The Food Issue
In the last two years, the annual Ancestral Health Symposium has become a gathering point for a group that could loosely be called the paleo crowd. This past year’s event, held at Harvard Law School August 8-11, included presentations by icons in the movement like Robb Wolf, Mark Sisson, and S. Boyd Eaton, who co-wrote a 1985 article in the New England Journal of Medicine that, by most accounts, got the paleo ball rolling.
With that being said, a good percentage of those I spoke with at the event would object to being called paleo. Many have ditched a strict adherence to the Paleolithic era in particular in favor of their own custom-mixed paleo/primal/ancestral hybrid lifestyle. Others think paleo, in its many flavors, is partial or complete bullshit.
The Ancestral Health Society, which orchestrates the event, describes itself as a group of “scientists, health care professionals, and laypersons who study and communicate about health from an evolutionary perspective.” It seeks “...to develop solutions to our modern health challenges,” including the many so-called diseases of civilization.
It was, largely, a fit-looking and likeable group of idiosyncratic nerds getting nerdy together about health and evolution. Many a conversation was embellished with personal “n=1” research data.
There were carnivores, crusaders, academics, bloggers, booksellers, barefoot runners, a lot of skeptics, hardly any reporters, and about as many opinions on carbohydrate and starch as there were attendees. Based on a casual survey of T-shirt messages, there were a surprising number of Mixed Martial Arts enthusiasts. I spoke to a bearded fighter from Quebec who told me “there is a philosophical crossover between paleo, MMA, and libertarianism.” Another fighter explained that fighting, like hunting, is in our DNA.

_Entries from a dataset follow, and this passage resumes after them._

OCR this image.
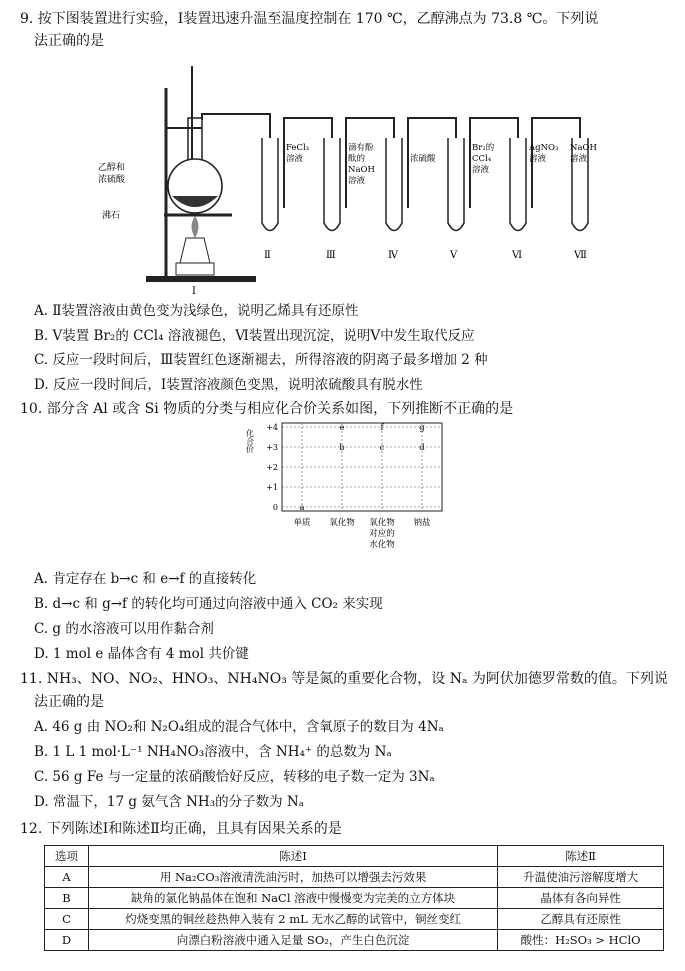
9. 按下图装置进行实验，Ⅰ装置迅速升温至温度控制在 170 ℃，乙醇沸点为 73.8 ℃。下列说
法正确的是
乙醇和
浓硫酸
沸石
Ⅰ
FeCl₃
溶液
滴有酚
酞的
NaOH
溶液
浓硫酸
Br₂的
CCl₄
溶液
AgNO₃
溶液
NaOH
溶液
Ⅱ	Ⅲ	Ⅳ	Ⅴ	Ⅵ	Ⅶ
A. Ⅱ装置溶液由黄色变为浅绿色，说明乙烯具有还原性
B. Ⅴ装置 Br₂的 CCl₄ 溶液褪色，Ⅵ装置出现沉淀，说明Ⅴ中发生取代反应
C. 反应一段时间后，Ⅲ装置红色逐渐褪去，所得溶液的阴离子最多增加 2 种
D. 反应一段时间后，Ⅰ装置溶液颜色变黑，说明浓硫酸具有脱水性
10. 部分含 Al 或含 Si 物质的分类与相应化合价关系如图，下列推断不正确的是
化合价
+4
+3
+2
+1
0
单质 氧化物 氧化物
对应的
水化物
钠盐
a
b	c	d
e	f	g
A. 肯定存在 b→c 和 e→f 的直接转化
B. d→c 和 g→f 的转化均可通过向溶液中通入 CO₂ 来实现
C. g 的水溶液可以用作黏合剂
D. 1 mol e 晶体含有 4 mol 共价键
11. NH₃、NO、NO₂、HNO₃、NH₄NO₃ 等是氮的重要化合物，设 Nₐ 为阿伏加德罗常数的值。下列说
法正确的是
A. 46 g 由 NO₂和 N₂O₄组成的混合气体中，含氧原子的数目为 4Nₐ
B. 1 L 1 mol·L⁻¹ NH₄NO₃溶液中，含 NH₄⁺ 的总数为 Nₐ
C. 56 g Fe 与一定量的浓硝酸恰好反应，转移的电子数一定为 3Nₐ
D. 常温下，17 g 氨气含 NH₃的分子数为 Nₐ
12. 下列陈述Ⅰ和陈述Ⅱ均正确，且具有因果关系的是
选项	陈述Ⅰ	陈述Ⅱ
A	用 Na₂CO₃溶液清洗油污时，加热可以增强去污效果	升温使油污溶解度增大
B	缺角的氯化钠晶体在饱和 NaCl 溶液中慢慢变为完美的立方体块	晶体有各向异性
C	灼烧变黑的铜丝趁热伸入装有 2 mL 无水乙醇的试管中，铜丝变红	乙醇具有还原性
D	向漂白粉溶液中通入足量 SO₂，产生白色沉淀	酸性：H₂SO₃ > HClO
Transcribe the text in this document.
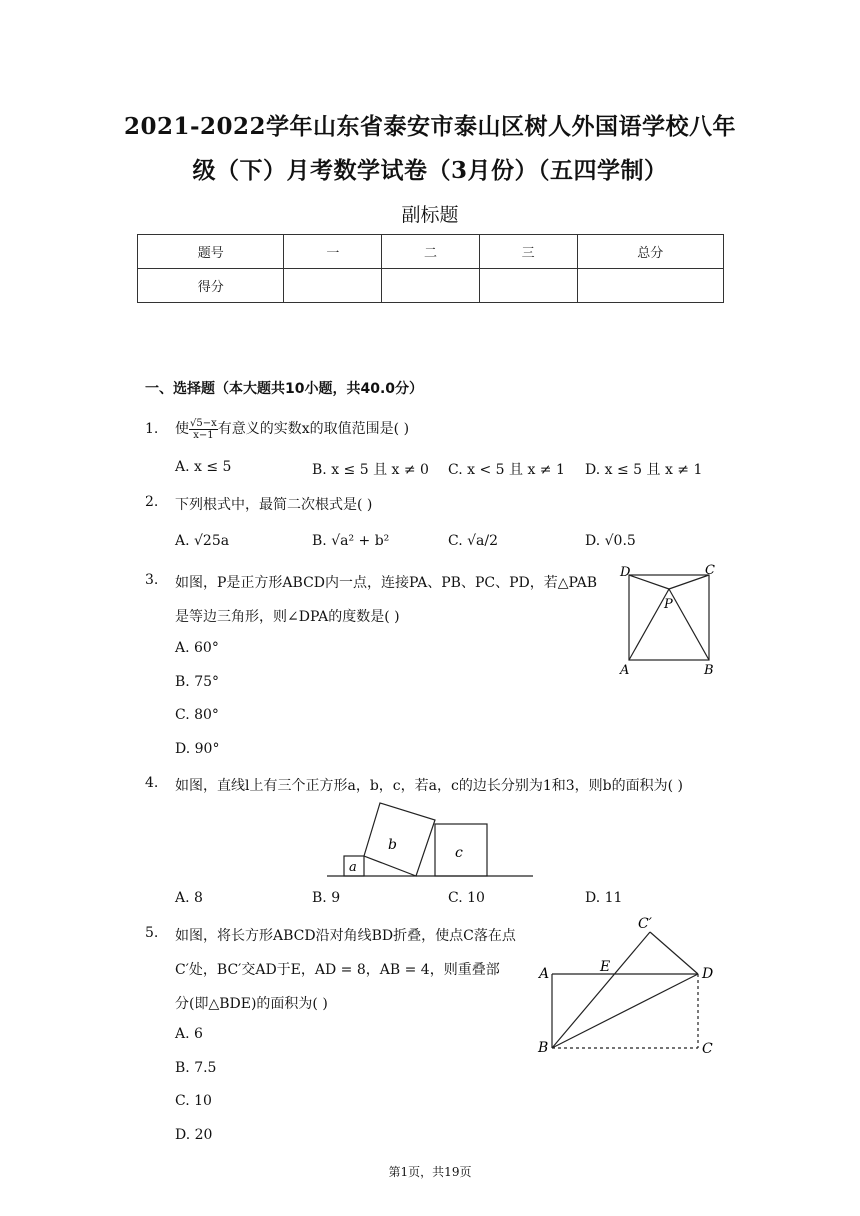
2021-2022学年山东省泰安市泰山区树人外国语学校八年
级（下）月考数学试卷（3月份）（五四学制）
副标题
题号	一	二	三	总分
得分				
一、选择题（本大题共10小题，共40.0分）
1. 使 $\frac{√5-x}{x-1}$ 有意义的实数x的取值范围是( )
A. x ≤ 5	B. x ≤ 5 且 x ≠ 0 C. x < 5 且 x ≠ 1 D. x ≤ 5 且 x ≠ 1
2. 下列根式中，最简二次根式是( )
A. √25a	B. √a² + b²	C. √a/2	D. √0.5
3. 如图，P是正方形ABCD内一点，连接PA、PB、PC、PD，若△PAB
是等边三角形，则∠DPA的度数是( )
A. 60°
B. 75°
C. 80°
D. 90°
D	C
P
A	B
4. 如图，直线l上有三个正方形a，b，c，若a，c的边长分别为1和3，则b的面积为( )
a
b	c
A. 8	B. 9	C. 10	D. 11
5. 如图，将长方形ABCD沿对角线BD折叠，使点C落在点
C′处，BC′交AD于E，AD = 8，AB = 4，则重叠部
分(即△BDE)的面积为( )
A. 6
B. 7.5
C. 10
D. 20
C′
A	E	D
B	C
第1页，共19页
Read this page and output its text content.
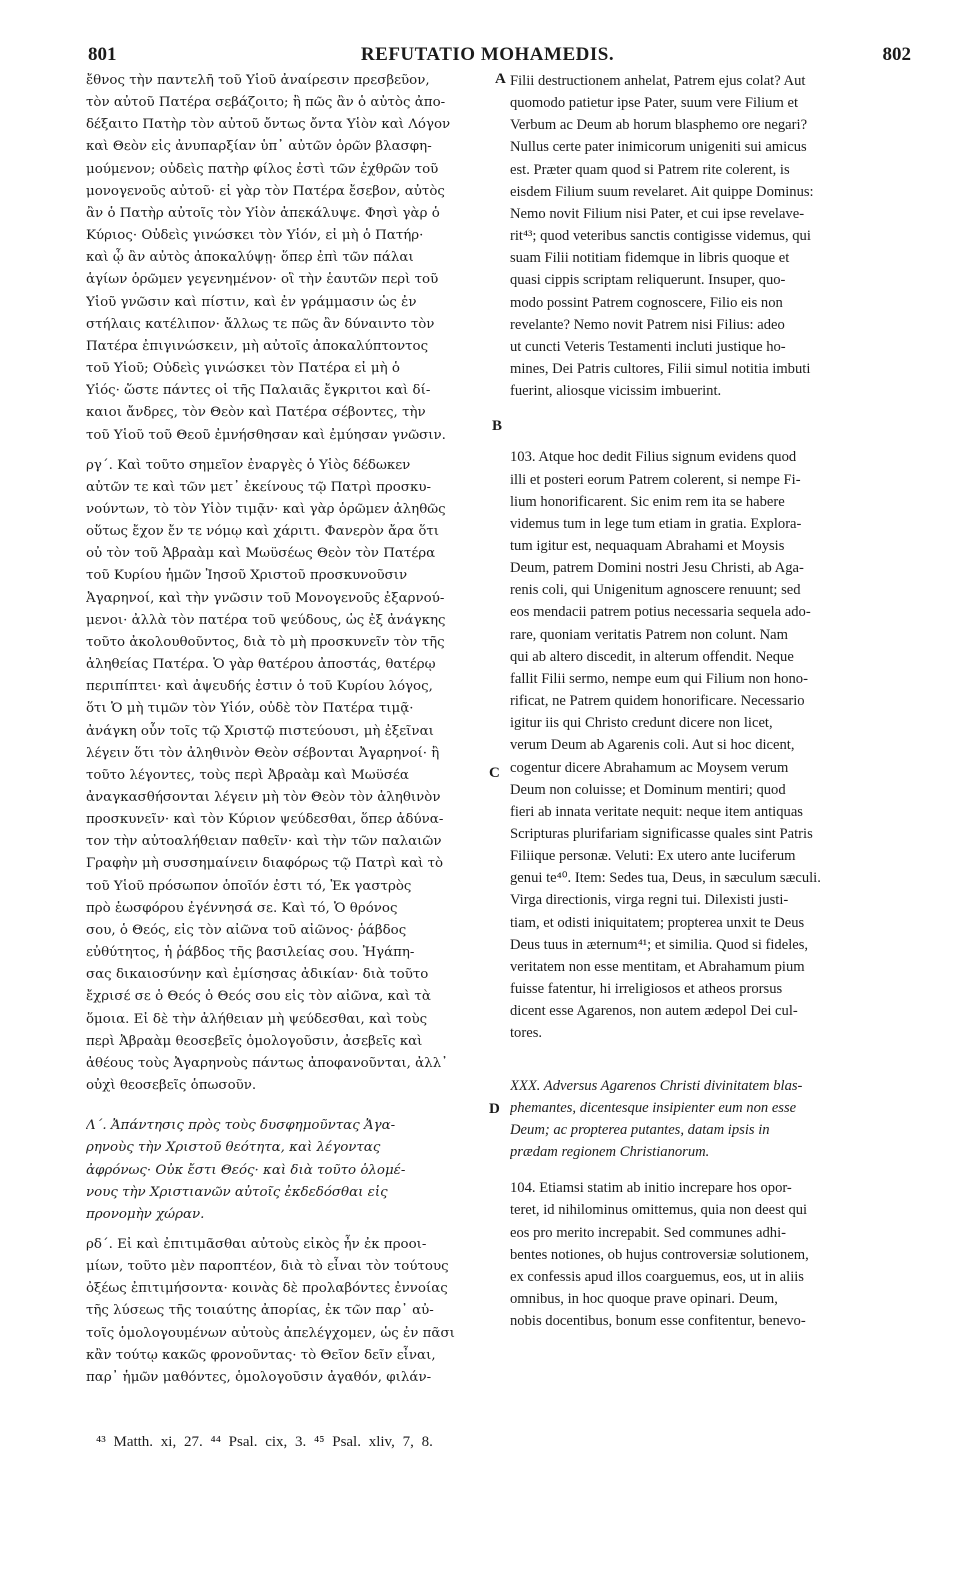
801	REFUTATIO MOHAMEDIS.	802
A
B
C
D
ἔθνος τὴν παντελῆ τοῦ Υἱοῦ ἀναίρεσιν πρεσβεῦον,
τὸν αὐτοῦ Πατέρα σεβάζοιτο; ἢ πῶς ἂν ὁ αὐτὸς ἀπο-
δέξαιτο Πατὴρ τὸν αὐτοῦ ὄντως ὄντα Υἱὸν καὶ Λόγον
καὶ Θεὸν εἰς ἀνυπαρξίαν ὑπ᾽ αὐτῶν ὁρῶν βλασφη-
μούμενον; οὐδεὶς πατὴρ φίλος ἐστὶ τῶν ἐχθρῶν τοῦ
μονογενοῦς αὐτοῦ· εἰ γὰρ τὸν Πατέρα ἔσεβον, αὐτὸς
ἂν ὁ Πατὴρ αὐτοῖς τὸν Υἱὸν ἀπεκάλυψε. Φησὶ γὰρ ὁ
Κύριος· Οὐδεὶς γινώσκει τὸν Υἱόν, εἰ μὴ ὁ Πατήρ·
καὶ ᾧ ἂν αὐτὸς ἀποκαλύψῃ· ὅπερ ἐπὶ τῶν πάλαι
ἁγίων ὁρῶμεν γεγενημένον· οἳ τὴν ἑαυτῶν περὶ τοῦ
Υἱοῦ γνῶσιν καὶ πίστιν, καὶ ἐν γράμμασιν ὡς ἐν
στήλαις κατέλιπον· ἄλλως τε πῶς ἂν δύναιντο τὸν
Πατέρα ἐπιγινώσκειν, μὴ αὐτοῖς ἀποκαλύπτοντος
τοῦ Υἱοῦ; Οὐδεὶς γινώσκει τὸν Πατέρα εἰ μὴ ὁ
Υἱός· ὥστε πάντες οἱ τῆς Παλαιᾶς ἔγκριτοι καὶ δί-
καιοι ἄνδρες, τὸν Θεὸν καὶ Πατέρα σέβοντες, τὴν
τοῦ Υἱοῦ τοῦ Θεοῦ ἐμνήσθησαν καὶ ἐμύησαν γνῶσιν.
ργ΄. Καὶ τοῦτο σημεῖον ἐναργὲς ὁ Υἱὸς δέδωκεν
αὐτῶν τε καὶ τῶν μετ᾽ ἐκείνους τῷ Πατρὶ προσκυ-
νούντων, τὸ τὸν Υἱὸν τιμᾷν· καὶ γὰρ ὁρῶμεν ἀληθῶς
οὕτως ἔχον ἔν τε νόμῳ καὶ χάριτι. Φανερὸν ἄρα ὅτι
οὐ τὸν τοῦ Ἀβραὰμ καὶ Μωϋσέως Θεὸν τὸν Πατέρα
τοῦ Κυρίου ἡμῶν Ἰησοῦ Χριστοῦ προσκυνοῦσιν
Ἀγαρηνοί, καὶ τὴν γνῶσιν τοῦ Μονογενοῦς ἐξαρνού-
μενοι· ἀλλὰ τὸν πατέρα τοῦ ψεύδους, ὡς ἐξ ἀνάγκης
τοῦτο ἀκολουθοῦντος, διὰ τὸ μὴ προσκυνεῖν τὸν τῆς
ἀληθείας Πατέρα. Ὁ γὰρ θατέρου ἀποστάς, θατέρῳ
περιπίπτει· καὶ ἀψευδής ἐστιν ὁ τοῦ Κυρίου λόγος,
ὅτι Ὁ μὴ τιμῶν τὸν Υἱόν, οὐδὲ τὸν Πατέρα τιμᾷ·
ἀνάγκη οὖν τοῖς τῷ Χριστῷ πιστεύουσι, μὴ ἐξεῖναι
λέγειν ὅτι τὸν ἀληθινὸν Θεὸν σέβονται Ἀγαρηνοί· ἢ
τοῦτο λέγοντες, τοὺς περὶ Ἀβραὰμ καὶ Μωϋσέα
ἀναγκασθήσονται λέγειν μὴ τὸν Θεὸν τὸν ἀληθινὸν
προσκυνεῖν· καὶ τὸν Κύριον ψεύδεσθαι, ὅπερ ἀδύνα-
τον τὴν αὐτοαλήθειαν παθεῖν· καὶ τὴν τῶν παλαιῶν
Γραφὴν μὴ συσσημαίνειν διαφόρως τῷ Πατρὶ καὶ τὸ
τοῦ Υἱοῦ πρόσωπον ὁποῖόν ἐστι τό, Ἐκ γαστρὸς
πρὸ ἑωσφόρου ἐγέννησά σε. Καὶ τό, Ὁ θρόνος
σου, ὁ Θεός, εἰς τὸν αἰῶνα τοῦ αἰῶνος· ῥάβδος
εὐθύτητος, ἡ ῥάβδος τῆς βασιλείας σου. Ἠγάπη-
σας δικαιοσύνην καὶ ἐμίσησας ἀδικίαν· διὰ τοῦτο
ἔχρισέ σε ὁ Θεός ὁ Θεός σου εἰς τὸν αἰῶνα, καὶ τὰ
ὅμοια. Εἰ δὲ τὴν ἀλήθειαν μὴ ψεύδεσθαι, καὶ τοὺς
περὶ Ἀβραὰμ θεοσεβεῖς ὁμολογοῦσιν, ἀσεβεῖς καὶ
ἀθέους τοὺς Ἀγαρηνοὺς πάντως ἀποφανοῦνται, ἀλλ᾽
οὐχὶ θεοσεβεῖς ὁπωσοῦν.
Λ΄. Ἀπάντησις πρὸς τοὺς δυσφημοῦντας Ἀγα-
ρηνοὺς τὴν Χριστοῦ θεότητα, καὶ λέγοντας
ἀφρόνως· Οὐκ ἔστι Θεός· καὶ διὰ τοῦτο ὁλομέ-
νους τὴν Χριστιανῶν αὐτοῖς ἐκδεδόσθαι εἰς
προνομὴν χώραν.
ρδ΄. Εἰ καὶ ἐπιτιμᾶσθαι αὐτοὺς εἰκὸς ἦν ἐκ προοι-
μίων, τοῦτο μὲν παροπτέον, διὰ τὸ εἶναι τὸν τούτους
ὀξέως ἐπιτιμήσοντα· κοινὰς δὲ προλαβόντες ἐννοίας
τῆς λύσεως τῆς τοιαύτης ἀπορίας, ἐκ τῶν παρ᾽ αὐ-
τοῖς ὁμολογουμένων αὐτοὺς ἀπελέγχομεν, ὡς ἐν πᾶσι
κἂν τούτῳ κακῶς φρονοῦντας· τὸ Θεῖον δεῖν εἶναι,
παρ᾽ ἡμῶν μαθόντες, ὁμολογοῦσιν ἀγαθόν, φιλάν-
Filii destructionem anhelat, Patrem ejus colat? Aut
quomodo patietur ipse Pater, suum vere Filium et
Verbum ac Deum ab horum blasphemo ore negari?
Nullus certe pater inimicorum unigeniti sui amicus
est. Præter quam quod si Patrem rite colerent, is
eisdem Filium suum revelaret. Ait quippe Dominus:
Nemo novit Filium nisi Pater, et cui ipse revelave-
rit⁴³; quod veteribus sanctis contigisse videmus, qui
suam Filii notitiam fidemque in libris quoque et
quasi cippis scriptam reliquerunt. Insuper, quo-
modo possint Patrem cognoscere, Filio eis non
revelante? Nemo novit Patrem nisi Filius: adeo
ut cuncti Veteris Testamenti incluti justique ho-
mines, Dei Patris cultores, Filii simul notitia imbuti
fuerint, aliosque vicissim imbuerint.
103. Atque hoc dedit Filius signum evidens quod
illi et posteri eorum Patrem colerent, si nempe Fi-
lium honorificarent. Sic enim rem ita se habere
videmus tum in lege tum etiam in gratia. Explora-
tum igitur est, nequaquam Abrahami et Moysis
Deum, patrem Domini nostri Jesu Christi, ab Aga-
renis coli, qui Unigenitum agnoscere renuunt; sed
eos mendacii patrem potius necessaria sequela ado-
rare, quoniam veritatis Patrem non colunt. Nam
qui ab altero discedit, in alterum offendit. Neque
fallit Filii sermo, nempe eum qui Filium non hono-
rificat, ne Patrem quidem honorificare. Necessario
igitur iis qui Christo credunt dicere non licet,
verum Deum ab Agarenis coli. Aut si hoc dicent,
cogentur dicere Abrahamum ac Moysem verum
Deum non coluisse; et Dominum mentiri; quod
fieri ab innata veritate nequit: neque item antiquas
Scripturas plurifariam significasse quales sint Patris
Filiique personæ. Veluti: Ex utero ante luciferum
genui te⁴⁰. Item: Sedes tua, Deus, in sæculum sæculi.
Virga directionis, virga regni tui. Dilexisti justi-
tiam, et odisti iniquitatem; propterea unxit te Deus
Deus tuus in æternum⁴¹; et similia. Quod si fideles,
veritatem non esse mentitam, et Abrahamum pium
fuisse fatentur, hi irreligiosos et atheos prorsus
dicent esse Agarenos, non autem ædepol Dei cul-
tores.
XXX. Adversus Agarenos Christi divinitatem blas-
phemantes, dicentesque insipienter eum non esse
Deum; ac propterea putantes, datam ipsis in
prædam regionem Christianorum.
104. Etiamsi statim ab initio increpare hos opor-
teret, id nihilominus omittemus, quia non deest qui
eos pro merito increpabit. Sed communes adhi-
bentes notiones, ob hujus controversiæ solutionem,
ex confessis apud illos coarguemus, eos, ut in aliis
omnibus, in hoc quoque prave opinari. Deum,
nobis docentibus, bonum esse confitentur, benevo-
⁴³ Matth. xi, 27. ⁴⁴ Psal. cix, 3. ⁴⁵ Psal. xliv, 7, 8.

EVOLUTIONARY HEALTH IS A broad framework. It encompasses exercise, mental health, social interactions, medicine, and, of course, diet—an area where, at least at the Ancestral Health Symposium, people were the most focused, and often most heated.
“Paleo, primal, ancestral, let’s call the whole thing off,” joked Mark Sisson, author of The Primal Blueprint and the Mark’s Daily Apple blog. He, along with Robb Wolf, author of The Paleo Solution: The Original Human Diet and co-producer of the Paleo Solution podcast, was part of a two-man “Paleo Q&A” panel one morning.
Despite their competing books, buzzwords, and online niches, the differences between Sisson’s and Wolf’s responses to the questions were often technical and nuanced, like two descriptions of the same mountain by climbers on different routes.